FreedomWorks, in case you slept through the summer of 2010, is the liberty-loving, ostensibly grassroots outfit that fueled the tea party movement and helped elect a class of uncompromising, hard-line conservative politicians such as Rep. Allen West (R-Fla.) and Sens. Ted Cruz (R-Texas) and Mike Lee (R-Utah). FreedomWorks has been a fixture at past CPACs: the group sponsored panel discussions and happy hours and film screenings, its staffers weighed in on “new media activism” and a constitutional amendment curbing government spending. In 2012, Kibbe spoke at CPAC’s main stage.

Yet FreedomWorks is nowhere to be found at CPAC 2013, housed this year at the spacious Gaylord Convention Center at Maryland’s National Harbor. No staffers are scheduled to speak. No events bear FreedomWorks’ name as sponsor. FreedomWorks doesn’t even have a booth in the vast exhibition hall here (nearly everyone else does, from the NRA and Citizens United to the Ayn Rand Center for Individual Rights and the author of the book WTF? How Karl Rove and the Establishment Lost…Again). FreedomWorks’ lively Twitter account is silent on the matter of the conservative movement’s biggest event.

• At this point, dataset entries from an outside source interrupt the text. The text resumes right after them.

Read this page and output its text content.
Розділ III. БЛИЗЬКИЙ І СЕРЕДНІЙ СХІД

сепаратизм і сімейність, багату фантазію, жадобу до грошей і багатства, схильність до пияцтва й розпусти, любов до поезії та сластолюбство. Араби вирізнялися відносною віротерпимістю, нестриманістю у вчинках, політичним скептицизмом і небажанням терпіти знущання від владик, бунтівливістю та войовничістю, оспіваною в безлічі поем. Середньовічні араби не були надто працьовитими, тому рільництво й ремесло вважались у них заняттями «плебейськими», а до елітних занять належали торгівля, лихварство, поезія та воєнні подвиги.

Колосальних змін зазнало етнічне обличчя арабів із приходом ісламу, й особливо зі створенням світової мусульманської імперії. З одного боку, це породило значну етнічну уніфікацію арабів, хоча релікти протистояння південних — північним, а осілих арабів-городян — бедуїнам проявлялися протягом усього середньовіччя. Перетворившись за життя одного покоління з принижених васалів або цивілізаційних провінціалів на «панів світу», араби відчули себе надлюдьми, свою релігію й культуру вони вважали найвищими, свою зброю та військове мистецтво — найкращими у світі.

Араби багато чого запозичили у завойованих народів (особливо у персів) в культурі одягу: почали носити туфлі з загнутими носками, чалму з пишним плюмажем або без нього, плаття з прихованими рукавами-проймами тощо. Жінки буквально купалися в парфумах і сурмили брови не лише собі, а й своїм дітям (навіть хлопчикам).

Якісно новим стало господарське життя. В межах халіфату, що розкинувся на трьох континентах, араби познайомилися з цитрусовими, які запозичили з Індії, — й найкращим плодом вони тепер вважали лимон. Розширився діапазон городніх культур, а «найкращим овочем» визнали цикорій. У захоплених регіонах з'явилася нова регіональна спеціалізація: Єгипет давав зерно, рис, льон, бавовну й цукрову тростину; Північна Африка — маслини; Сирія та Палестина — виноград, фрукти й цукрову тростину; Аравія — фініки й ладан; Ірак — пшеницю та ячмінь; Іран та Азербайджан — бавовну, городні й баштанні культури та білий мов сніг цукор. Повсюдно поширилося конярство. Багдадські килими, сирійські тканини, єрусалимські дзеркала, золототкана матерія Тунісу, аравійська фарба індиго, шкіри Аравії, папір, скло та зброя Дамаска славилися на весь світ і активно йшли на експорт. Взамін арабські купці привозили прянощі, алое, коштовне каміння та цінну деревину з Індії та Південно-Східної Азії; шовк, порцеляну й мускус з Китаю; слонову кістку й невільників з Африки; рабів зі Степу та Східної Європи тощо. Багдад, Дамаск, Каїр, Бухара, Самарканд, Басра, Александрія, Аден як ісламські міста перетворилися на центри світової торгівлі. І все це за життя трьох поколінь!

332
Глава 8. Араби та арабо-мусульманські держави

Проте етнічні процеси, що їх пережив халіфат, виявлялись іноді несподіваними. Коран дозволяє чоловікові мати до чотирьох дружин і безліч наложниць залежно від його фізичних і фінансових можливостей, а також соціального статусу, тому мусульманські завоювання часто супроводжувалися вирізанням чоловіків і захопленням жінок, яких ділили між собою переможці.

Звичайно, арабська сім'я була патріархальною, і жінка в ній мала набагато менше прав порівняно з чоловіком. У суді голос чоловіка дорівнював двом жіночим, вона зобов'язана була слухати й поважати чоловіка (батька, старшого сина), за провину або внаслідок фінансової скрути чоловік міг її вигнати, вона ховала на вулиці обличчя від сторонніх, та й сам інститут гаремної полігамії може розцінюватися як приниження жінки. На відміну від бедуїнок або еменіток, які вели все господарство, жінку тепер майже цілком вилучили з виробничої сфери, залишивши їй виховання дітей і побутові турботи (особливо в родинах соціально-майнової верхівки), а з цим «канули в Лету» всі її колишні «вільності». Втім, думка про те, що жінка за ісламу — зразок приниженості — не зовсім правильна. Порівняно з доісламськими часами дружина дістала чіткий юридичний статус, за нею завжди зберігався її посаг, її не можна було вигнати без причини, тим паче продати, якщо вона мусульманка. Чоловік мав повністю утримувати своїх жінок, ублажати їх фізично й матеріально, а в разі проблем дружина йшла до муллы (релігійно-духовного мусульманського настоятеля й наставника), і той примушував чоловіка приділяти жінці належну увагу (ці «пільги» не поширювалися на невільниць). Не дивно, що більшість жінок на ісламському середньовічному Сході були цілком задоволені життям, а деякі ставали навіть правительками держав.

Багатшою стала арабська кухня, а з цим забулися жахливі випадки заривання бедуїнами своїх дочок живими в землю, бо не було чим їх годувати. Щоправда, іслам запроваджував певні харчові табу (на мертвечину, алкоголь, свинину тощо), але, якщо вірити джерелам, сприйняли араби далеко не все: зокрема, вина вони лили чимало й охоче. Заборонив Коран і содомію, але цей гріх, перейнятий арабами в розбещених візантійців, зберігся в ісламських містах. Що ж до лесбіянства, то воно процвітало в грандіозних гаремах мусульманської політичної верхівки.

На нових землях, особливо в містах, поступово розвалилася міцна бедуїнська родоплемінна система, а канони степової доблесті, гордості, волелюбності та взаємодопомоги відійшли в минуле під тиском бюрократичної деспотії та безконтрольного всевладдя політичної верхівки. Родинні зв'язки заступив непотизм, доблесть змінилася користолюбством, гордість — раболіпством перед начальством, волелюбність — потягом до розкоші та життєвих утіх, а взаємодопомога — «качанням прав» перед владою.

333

CPAC 2013 comes at a rough moment for FreedomWorks. As Mother Jones has reported, FreedomWorks’ board of directors is divided over the direction of the organization, a conflict that burst into public view after ex-chairman Dick Armey resigned from the group last year. Several board members support Kibbe and vice president Adam Brandon, while others were Armey loyalists who believe that Kibbe used FreedomWorks resources for his own personal gain. For months, private investigators have been interviewing FreedomWorks employees and digging through the group’s financial records at the behest of board members C. Boyden Gray and James Burnley. That investigation is ongoing, creating a tense atmosphere in the FreedomWorks offices. And the group’s headaches got worse when my colleague David Corn revealed that FreedomWorks staffers had made a video depicting an intern wearing a fake panda suit pretending to give oral sex to someone posing as Hillary Clinton.